Макс фон Бен, большой знаток материальной культуры, уже в нашем веке подтвердил картину, нарисованную современниками: «Стилизация жизни по античным образцам требовала, чтобы помещению был придан единый характер, чтобы оно по возможности напоминало храм, т. е. то, как представляли себе тогда античные храмы. Жилые комнаты приобретают вследствие этого черты патетики, они следуют программе, а не удобству и уюту. Люди стыдятся своих потребностей и необходимости отправлять их. <…> Поскольку в спальнях принимали посетителей, то спальня становилась важнейшим из всех жилых помещений. Спальня художника Одио в Париже решала следующую задачу — храм Дианы среди леса».

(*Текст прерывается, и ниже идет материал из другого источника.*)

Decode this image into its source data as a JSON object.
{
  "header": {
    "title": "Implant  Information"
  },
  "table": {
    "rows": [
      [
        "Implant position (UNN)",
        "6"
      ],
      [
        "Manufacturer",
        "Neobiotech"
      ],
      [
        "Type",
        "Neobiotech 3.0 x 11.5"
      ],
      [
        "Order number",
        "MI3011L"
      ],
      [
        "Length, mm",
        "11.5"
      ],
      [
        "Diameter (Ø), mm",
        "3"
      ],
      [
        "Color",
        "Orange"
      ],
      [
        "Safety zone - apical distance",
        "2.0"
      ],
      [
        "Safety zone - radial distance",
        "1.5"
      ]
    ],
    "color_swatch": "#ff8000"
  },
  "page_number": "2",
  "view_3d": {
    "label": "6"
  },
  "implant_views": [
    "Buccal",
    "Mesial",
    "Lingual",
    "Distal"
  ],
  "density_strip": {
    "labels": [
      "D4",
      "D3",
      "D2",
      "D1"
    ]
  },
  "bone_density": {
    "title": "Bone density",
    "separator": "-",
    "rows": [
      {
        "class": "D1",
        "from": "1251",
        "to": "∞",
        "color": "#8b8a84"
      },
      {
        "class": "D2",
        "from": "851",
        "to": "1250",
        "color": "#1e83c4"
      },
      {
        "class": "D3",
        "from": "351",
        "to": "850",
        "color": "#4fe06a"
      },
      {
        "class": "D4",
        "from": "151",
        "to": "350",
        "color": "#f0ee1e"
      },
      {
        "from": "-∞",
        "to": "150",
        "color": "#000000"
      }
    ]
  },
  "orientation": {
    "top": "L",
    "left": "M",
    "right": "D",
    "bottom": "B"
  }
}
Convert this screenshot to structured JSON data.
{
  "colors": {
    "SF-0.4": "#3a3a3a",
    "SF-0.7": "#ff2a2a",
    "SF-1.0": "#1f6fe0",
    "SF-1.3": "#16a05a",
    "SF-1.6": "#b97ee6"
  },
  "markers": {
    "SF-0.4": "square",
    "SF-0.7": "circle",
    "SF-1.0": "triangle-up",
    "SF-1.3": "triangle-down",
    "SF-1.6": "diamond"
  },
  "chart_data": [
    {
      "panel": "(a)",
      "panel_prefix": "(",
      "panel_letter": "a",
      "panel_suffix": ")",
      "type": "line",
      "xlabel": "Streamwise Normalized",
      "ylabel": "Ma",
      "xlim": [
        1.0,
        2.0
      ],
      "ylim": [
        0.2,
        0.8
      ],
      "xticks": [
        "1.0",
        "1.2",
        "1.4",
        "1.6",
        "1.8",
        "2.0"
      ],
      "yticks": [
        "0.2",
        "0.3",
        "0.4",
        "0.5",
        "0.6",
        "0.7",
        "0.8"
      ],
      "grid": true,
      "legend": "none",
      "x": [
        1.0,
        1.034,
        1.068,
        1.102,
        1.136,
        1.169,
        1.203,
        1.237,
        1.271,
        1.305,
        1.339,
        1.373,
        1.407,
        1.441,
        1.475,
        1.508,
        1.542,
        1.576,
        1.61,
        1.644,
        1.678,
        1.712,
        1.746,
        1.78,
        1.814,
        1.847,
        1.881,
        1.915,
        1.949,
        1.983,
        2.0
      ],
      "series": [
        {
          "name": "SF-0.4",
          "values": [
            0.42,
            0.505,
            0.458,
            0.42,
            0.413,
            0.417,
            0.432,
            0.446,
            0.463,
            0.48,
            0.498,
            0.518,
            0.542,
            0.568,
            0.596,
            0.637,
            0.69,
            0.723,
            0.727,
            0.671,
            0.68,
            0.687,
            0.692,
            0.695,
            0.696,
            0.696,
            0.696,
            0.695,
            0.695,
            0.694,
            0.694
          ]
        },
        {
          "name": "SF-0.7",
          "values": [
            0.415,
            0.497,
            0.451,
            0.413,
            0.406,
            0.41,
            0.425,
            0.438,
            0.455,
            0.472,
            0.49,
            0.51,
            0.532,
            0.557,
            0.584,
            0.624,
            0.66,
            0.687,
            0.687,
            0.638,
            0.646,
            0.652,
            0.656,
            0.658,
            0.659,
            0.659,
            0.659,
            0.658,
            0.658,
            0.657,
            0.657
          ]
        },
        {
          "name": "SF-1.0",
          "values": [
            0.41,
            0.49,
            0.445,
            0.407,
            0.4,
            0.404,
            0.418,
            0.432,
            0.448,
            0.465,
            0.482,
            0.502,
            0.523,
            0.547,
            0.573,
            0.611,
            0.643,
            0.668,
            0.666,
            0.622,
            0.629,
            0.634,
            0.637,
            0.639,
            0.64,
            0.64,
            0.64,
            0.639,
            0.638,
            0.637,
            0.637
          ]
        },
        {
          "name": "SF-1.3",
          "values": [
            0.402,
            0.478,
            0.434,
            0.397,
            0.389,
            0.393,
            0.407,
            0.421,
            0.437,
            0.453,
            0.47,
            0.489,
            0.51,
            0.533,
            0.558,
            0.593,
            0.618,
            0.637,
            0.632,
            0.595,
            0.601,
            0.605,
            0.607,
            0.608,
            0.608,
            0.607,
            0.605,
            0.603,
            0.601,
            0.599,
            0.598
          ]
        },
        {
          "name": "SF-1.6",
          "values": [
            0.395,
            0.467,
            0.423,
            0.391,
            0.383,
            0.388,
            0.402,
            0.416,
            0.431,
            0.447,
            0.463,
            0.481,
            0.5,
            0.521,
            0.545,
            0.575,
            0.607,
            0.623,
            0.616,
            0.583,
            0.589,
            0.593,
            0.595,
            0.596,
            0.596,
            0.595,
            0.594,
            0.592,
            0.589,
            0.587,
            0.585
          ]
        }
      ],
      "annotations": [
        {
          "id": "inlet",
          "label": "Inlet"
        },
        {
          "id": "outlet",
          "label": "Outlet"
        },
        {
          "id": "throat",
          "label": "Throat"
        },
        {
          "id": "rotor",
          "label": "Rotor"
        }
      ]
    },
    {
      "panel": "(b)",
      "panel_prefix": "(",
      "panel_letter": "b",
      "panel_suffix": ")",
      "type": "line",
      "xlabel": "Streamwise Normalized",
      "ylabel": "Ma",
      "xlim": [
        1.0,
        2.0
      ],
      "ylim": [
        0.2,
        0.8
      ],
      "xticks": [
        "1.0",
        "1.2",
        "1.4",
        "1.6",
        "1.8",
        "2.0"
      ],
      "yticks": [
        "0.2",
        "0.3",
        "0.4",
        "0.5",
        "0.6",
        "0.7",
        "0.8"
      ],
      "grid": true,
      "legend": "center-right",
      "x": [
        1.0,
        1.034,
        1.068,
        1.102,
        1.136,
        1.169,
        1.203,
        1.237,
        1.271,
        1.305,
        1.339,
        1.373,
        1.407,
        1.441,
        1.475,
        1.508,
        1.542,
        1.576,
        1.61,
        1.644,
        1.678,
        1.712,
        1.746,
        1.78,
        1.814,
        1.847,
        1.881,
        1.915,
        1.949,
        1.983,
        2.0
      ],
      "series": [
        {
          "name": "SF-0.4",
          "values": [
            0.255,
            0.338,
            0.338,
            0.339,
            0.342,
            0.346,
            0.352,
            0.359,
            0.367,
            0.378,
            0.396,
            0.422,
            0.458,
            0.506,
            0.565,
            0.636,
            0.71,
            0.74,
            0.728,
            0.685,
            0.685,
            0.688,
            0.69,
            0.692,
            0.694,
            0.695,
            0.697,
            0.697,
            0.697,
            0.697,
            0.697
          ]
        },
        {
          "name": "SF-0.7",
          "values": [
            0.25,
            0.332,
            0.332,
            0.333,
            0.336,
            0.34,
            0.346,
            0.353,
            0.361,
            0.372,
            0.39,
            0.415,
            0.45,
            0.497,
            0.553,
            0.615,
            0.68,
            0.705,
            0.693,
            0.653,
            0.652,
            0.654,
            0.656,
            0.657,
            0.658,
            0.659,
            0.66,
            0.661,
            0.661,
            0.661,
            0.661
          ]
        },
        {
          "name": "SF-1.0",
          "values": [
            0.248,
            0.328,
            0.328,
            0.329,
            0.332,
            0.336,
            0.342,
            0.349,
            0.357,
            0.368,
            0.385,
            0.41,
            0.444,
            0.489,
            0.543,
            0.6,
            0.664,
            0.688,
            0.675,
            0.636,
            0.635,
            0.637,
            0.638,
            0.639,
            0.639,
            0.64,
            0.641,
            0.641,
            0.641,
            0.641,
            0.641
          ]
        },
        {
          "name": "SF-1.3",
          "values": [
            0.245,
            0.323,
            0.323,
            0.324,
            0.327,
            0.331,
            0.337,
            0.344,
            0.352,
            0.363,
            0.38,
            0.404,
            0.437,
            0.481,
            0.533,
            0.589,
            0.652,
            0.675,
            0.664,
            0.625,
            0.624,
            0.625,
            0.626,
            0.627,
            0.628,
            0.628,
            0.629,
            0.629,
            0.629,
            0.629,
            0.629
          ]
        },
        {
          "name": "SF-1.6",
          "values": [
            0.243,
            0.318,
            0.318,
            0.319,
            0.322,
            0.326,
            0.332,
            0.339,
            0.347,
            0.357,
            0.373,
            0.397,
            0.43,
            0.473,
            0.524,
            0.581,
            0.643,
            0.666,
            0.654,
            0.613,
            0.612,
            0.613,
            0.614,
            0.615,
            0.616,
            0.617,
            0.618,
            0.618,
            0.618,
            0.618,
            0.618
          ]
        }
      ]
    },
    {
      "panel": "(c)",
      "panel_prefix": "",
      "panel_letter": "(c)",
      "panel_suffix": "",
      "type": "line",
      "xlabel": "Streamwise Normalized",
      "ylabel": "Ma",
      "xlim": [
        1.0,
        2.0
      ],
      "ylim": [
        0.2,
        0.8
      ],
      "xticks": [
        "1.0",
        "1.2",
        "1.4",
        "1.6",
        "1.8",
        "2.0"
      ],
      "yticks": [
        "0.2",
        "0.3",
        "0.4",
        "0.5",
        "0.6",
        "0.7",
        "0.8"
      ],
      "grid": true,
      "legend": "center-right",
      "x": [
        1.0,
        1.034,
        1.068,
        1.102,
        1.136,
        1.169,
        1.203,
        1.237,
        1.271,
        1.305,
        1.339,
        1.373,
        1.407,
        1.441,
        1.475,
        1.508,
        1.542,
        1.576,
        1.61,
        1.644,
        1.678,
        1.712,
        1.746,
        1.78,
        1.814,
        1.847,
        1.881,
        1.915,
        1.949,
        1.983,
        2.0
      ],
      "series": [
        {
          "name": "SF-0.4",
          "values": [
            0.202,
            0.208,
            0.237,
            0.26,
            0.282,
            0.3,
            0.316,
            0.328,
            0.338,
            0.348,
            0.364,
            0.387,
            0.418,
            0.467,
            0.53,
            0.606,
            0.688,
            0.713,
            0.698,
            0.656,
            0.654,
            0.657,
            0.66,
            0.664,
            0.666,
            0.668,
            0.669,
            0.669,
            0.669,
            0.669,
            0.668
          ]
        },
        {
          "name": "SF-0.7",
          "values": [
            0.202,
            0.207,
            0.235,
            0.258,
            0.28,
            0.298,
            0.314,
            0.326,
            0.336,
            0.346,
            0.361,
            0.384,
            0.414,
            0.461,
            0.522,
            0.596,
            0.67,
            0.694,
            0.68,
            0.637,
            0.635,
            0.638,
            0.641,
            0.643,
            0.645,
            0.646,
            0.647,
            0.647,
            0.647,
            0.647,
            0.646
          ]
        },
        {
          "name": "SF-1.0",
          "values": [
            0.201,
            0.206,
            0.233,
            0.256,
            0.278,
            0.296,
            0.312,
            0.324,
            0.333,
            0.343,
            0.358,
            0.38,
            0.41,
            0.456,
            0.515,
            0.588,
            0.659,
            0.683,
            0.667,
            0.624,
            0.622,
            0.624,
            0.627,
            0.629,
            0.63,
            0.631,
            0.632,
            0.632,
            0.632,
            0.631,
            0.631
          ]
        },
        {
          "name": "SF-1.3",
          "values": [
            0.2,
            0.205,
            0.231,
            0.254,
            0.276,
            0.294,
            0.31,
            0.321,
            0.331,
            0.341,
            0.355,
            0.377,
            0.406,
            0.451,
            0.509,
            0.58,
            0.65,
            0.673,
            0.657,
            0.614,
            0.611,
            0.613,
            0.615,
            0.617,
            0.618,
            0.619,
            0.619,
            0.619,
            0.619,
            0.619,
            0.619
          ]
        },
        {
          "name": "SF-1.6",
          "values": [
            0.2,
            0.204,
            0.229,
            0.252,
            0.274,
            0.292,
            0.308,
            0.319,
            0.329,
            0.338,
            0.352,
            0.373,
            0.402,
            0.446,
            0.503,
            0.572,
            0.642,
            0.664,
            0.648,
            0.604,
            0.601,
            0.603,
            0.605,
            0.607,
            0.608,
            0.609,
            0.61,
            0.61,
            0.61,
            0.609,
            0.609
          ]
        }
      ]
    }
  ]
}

«Все, что определяет архитектуру внутреннего пространства, — двери, окна, печи, мебель, — не согласуется более с потребностью, — продолжал Бен, — не расставляется в согласии с требованиями целесообразности, но приносится в жертву симметрии». Ш. Персье и П. Ф. JI. Фонтен в Париже, архитекторы и декораторы, родоначальники ампира, начали формировать этот новый стиль с начала 90-х гг. «Их стиль немыслим без древности с ее мотивами… Нет в нем ничего римского, — добавляет Бен, — но все напоминает о Риме, нет ничего древнего, однако повсюду ощущается древность». Ж. JI. Давид первым обставил свой дом в античном стиле, по эскизам своим и Шарля Моро. Мебель красного дерева, скромно декорированная бронзой, обтянута красной тканью, — «спартанская простота и суровость формы». И, наконец, что уже совсем совпадает с впечатлениями Вигеля, Бен пишет: «Желание подчинить и себя самого и все свое окружение духу классической античности приводило к разного рода несуразностям.